The mood was clearly one of frustration at a public meeting Saturday afternoon organized by opponents of port expansion in South Delta.

Citizens Against Port Expansion (CAPE), which hosted the forum that drew just under 100 people to the Sundance Inn in East Ladner, said it was aimed at "debunking the spin" by Port Metro Vancouver regarding the environmental impacts of the proposed Terminal 2 at Roberts Bank.

It turned into a session where the speakers preached to the converted with audience members wondering what can be done to stop the port authority.

Biologist Marvin Rosenau, who was a member of the now scrapped Fraser River Estuary Management Plan (FREMP), described the significance of the Fraser River estuary and how the Delta region had one of the last important riparian habitats for fish.

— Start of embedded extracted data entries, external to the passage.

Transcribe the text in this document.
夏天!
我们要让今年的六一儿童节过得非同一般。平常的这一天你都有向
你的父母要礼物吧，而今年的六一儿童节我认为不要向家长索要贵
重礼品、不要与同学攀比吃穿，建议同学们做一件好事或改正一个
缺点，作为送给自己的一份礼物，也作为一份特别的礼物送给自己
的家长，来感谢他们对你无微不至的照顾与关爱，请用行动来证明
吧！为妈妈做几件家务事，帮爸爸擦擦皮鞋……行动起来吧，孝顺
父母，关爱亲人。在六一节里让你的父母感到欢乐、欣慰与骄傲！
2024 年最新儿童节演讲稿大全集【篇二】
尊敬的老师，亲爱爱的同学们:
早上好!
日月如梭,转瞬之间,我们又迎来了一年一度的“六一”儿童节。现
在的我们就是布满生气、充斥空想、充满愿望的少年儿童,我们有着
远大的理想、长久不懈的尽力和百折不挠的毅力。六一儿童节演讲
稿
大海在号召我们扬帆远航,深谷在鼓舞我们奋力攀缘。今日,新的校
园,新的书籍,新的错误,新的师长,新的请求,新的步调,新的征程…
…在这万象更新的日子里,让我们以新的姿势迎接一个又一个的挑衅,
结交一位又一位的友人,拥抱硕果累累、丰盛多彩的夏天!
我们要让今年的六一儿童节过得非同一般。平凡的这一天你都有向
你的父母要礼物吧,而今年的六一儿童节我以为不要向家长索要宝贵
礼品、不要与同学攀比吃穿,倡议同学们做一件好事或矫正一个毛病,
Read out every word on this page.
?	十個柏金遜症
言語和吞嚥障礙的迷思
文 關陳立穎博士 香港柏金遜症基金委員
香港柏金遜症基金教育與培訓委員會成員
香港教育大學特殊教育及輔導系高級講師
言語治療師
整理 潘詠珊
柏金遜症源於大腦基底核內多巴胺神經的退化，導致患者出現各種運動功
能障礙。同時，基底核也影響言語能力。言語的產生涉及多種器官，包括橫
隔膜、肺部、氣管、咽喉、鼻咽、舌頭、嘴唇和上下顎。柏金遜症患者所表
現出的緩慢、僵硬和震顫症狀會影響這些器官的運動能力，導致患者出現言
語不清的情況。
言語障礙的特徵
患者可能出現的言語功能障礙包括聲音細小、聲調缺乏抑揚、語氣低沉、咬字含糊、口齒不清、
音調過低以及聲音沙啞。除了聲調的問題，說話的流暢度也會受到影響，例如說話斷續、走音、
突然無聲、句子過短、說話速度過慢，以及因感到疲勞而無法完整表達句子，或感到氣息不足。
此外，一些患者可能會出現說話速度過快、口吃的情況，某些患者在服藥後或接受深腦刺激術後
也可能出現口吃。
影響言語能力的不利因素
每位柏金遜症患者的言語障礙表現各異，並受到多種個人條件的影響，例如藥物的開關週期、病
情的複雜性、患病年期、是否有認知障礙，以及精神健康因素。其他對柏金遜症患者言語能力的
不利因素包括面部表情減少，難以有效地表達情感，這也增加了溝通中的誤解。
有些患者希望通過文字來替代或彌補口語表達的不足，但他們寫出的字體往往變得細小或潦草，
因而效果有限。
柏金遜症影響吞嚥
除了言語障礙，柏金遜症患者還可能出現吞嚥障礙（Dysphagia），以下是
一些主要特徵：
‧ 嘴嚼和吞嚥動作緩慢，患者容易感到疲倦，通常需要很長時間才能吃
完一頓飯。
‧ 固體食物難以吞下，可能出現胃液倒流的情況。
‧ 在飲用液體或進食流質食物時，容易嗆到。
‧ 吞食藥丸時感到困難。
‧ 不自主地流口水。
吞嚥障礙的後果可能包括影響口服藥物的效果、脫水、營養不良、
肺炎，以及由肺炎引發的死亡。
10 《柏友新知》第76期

He said a significant amount of damage has already occurred over the years with concrete and stone rip-rap structures as well as the current port, noting there's been no inventory assessment, no mitigation or compensation for ongoing habitat destruction.

Critical of the port authority's "habitant banking" program, he said T2 would only exacerbate an already bad situation.

Rosenau said possible solutions include land acquisition and securement or court action, adding the way Americans go about protecting their river estuaries puts Canada to shame. He said it's important for people to get involved by lobbying as well as supporting stewardship groups. "Speak out, rattle a few chains of the politicians. Maybe you'll get some resonance there... I think lobbying Port Metro Vancouver is a really important thing, and lobbying DFO (Department of Fisheries and Oceans) to try to find out who's in charge of all this."

Naturalist Mary Taitt didn't mince words when describing PMV as a "rogue port" that's intent on destroying a world-class bird habitat.

Noting Roberts Bank was mysteriously left out of the RAMSAR designation for the region a couple of years ago, Taitt said a number of issues have already been raised, but the port's consultants have been misinterpreting data provided by scientists.

A longtime member of the Boundary Bay Conservation Committee, Taitt also noted an independent panel in 1979 recommended against further port expansion at Roberts Bank, however, the port authority has gone about doing piecemeal developments. "The idea that the port can do anything to compensate for habitat lost in the active front is just biological rubbish," she said PMV will likely submit an environmental impact statement at the end of the year, which would kick off a lengthy environmental review.